Only using part of the data to create profiling results

Push down sampling (Jobserver) or partial scan (Random Rows) (Edge) means that the task of creating a set of data to profile is delegated to the data source itself and allows to only use part of the data to create profiling results.

  • The data source randomly selects data to profile and transfers it to the Jobserver or the Edge site in one fetching process.
    If the Jobserver cache storage is reached, the fetching process can be stopped. Because the data source already created the data randomly, the omitted data can be ignored without lowering the representativeness of the data.
  • Push down sampling or partial scan can be done using dynamic SQL query, if the data source supports it. For an overview, see Overview of Collibra-certified JDBC drivers.

Push down sampling or partial scan drastically increases the performance of collecting data to profile.

Push down sampling is not used by default on Jobserver.
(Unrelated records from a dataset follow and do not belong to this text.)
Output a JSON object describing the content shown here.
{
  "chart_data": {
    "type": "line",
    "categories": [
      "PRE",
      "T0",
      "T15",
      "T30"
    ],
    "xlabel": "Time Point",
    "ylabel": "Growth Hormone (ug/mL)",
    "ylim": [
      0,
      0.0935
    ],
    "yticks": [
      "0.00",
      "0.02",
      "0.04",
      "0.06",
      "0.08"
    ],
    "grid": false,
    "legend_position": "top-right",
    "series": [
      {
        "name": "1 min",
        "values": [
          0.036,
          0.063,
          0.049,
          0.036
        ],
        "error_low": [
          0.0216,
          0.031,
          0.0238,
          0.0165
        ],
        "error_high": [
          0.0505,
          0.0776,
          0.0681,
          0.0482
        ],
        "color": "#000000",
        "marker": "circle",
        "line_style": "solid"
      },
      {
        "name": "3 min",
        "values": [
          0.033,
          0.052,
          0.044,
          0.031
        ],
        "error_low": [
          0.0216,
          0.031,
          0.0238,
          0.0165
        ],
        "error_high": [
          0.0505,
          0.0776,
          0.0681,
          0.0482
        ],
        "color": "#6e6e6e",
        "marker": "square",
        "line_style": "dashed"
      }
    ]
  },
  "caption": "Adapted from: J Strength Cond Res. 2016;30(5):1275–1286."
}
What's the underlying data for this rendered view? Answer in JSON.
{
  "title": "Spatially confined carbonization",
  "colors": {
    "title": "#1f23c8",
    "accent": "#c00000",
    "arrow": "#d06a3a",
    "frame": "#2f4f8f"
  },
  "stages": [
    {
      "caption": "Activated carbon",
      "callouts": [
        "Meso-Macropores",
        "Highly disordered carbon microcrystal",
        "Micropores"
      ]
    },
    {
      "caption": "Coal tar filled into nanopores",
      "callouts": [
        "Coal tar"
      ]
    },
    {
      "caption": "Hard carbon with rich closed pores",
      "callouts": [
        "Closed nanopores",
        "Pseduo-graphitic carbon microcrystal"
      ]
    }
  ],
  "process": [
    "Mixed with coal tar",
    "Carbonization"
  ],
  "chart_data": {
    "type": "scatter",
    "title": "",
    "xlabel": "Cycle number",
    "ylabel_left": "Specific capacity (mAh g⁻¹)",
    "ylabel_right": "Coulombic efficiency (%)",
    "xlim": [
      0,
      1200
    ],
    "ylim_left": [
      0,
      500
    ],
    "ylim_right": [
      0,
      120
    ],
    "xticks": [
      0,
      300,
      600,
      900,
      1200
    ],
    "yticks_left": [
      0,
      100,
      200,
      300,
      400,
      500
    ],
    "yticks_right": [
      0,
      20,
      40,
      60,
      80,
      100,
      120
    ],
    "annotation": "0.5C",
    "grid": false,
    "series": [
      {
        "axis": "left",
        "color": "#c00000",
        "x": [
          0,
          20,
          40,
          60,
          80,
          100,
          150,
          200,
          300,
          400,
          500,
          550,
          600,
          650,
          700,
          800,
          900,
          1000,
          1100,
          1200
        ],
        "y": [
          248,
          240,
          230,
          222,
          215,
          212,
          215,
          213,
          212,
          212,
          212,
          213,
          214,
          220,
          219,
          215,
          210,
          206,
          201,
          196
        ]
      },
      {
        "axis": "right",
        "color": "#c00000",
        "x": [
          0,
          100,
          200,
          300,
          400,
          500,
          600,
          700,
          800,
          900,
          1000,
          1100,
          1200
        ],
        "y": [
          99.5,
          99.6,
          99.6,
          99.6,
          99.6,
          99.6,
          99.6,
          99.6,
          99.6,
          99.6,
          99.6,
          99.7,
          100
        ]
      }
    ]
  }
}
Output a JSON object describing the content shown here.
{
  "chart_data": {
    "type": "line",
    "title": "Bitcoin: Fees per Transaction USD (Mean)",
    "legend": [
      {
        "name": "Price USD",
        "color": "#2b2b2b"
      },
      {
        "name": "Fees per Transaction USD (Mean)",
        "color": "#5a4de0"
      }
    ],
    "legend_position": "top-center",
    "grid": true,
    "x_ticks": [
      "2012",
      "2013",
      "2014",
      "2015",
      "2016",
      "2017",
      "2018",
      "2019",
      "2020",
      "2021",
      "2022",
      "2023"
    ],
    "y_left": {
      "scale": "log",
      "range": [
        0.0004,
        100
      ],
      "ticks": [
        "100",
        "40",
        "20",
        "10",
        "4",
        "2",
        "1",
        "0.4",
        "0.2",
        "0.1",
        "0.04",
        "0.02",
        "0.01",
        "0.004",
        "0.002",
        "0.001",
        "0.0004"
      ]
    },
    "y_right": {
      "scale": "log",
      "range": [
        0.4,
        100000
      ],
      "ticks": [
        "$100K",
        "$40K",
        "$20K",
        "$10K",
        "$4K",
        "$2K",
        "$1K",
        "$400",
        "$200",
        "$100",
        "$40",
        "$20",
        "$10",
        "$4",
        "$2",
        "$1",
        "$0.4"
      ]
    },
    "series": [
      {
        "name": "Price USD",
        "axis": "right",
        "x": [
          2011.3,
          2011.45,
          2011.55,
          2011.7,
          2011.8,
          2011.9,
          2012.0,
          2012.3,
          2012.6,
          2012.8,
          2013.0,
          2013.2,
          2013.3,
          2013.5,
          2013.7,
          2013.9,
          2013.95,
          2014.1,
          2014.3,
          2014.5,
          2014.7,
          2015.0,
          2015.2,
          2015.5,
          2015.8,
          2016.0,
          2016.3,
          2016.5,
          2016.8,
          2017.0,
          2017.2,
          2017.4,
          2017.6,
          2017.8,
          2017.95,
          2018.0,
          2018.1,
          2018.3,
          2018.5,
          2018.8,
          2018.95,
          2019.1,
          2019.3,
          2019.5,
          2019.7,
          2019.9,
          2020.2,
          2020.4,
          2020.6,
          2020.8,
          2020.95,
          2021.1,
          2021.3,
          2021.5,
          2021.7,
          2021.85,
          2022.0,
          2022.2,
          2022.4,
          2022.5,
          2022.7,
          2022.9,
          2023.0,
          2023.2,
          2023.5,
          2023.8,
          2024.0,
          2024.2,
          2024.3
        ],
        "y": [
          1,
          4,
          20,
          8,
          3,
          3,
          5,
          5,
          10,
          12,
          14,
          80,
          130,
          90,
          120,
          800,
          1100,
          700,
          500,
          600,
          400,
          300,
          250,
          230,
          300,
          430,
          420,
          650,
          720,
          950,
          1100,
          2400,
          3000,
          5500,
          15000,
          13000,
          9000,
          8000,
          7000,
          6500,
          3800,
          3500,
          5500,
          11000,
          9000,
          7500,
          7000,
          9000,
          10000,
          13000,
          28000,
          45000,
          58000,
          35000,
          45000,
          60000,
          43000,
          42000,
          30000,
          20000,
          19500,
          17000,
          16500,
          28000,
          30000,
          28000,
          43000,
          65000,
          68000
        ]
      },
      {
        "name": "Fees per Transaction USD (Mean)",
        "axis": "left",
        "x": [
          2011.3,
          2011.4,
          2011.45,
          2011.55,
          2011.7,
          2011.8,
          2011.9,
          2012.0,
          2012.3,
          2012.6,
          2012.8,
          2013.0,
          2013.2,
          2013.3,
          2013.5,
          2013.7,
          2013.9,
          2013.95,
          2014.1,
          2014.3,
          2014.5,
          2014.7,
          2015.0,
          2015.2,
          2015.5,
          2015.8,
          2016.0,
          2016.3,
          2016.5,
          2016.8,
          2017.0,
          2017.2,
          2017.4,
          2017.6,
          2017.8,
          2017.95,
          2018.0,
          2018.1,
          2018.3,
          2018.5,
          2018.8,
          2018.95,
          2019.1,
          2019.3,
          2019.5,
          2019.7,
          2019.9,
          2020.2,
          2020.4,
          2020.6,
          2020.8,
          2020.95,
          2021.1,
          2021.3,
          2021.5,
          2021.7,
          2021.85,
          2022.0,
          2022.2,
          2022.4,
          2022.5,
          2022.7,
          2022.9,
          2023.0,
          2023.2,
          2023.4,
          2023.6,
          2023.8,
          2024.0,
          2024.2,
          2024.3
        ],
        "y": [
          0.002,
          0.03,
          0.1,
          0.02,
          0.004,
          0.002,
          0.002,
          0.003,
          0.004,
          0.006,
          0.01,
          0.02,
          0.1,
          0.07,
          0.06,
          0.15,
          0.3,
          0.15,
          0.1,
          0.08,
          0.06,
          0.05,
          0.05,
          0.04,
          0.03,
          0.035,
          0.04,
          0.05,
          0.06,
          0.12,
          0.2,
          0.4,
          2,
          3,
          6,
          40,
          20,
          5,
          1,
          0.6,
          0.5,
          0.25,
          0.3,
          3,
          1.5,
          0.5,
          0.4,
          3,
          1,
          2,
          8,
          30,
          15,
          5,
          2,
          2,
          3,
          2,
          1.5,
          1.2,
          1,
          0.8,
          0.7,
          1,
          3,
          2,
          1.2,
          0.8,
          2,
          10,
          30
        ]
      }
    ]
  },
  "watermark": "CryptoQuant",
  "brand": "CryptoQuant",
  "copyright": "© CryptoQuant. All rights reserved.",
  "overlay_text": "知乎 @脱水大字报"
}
To use push down sampling, do the following:

Step

When

Description

1 Manage the driver Add the pushDownSampling connection property.
2 Register your data source Follow the usual steps to register a data source, but include the following options:
  1. Enter a value for the pushDownSampling connection property.

    Note 
    • The value must be between 100 and 1 000 000. Your data source creates the set of data to profile from that amount of rows.
    • If the size of the amount of rows exceeds the limit of the cache storage (Collibra recommends 10 to 20 GB), the amount of rows is reduced.
    • If you typed a value that is bigger than the amount of rows in the data source, the entire data source is used to create the profiling results.
  2.  Select Store Data Profile and, optionally, Store Sample Data to profile via Jobserver.

Random Rows is an option when you profile and classify a data source that allows partial scan. For details about the options, go to Profiling and classification options.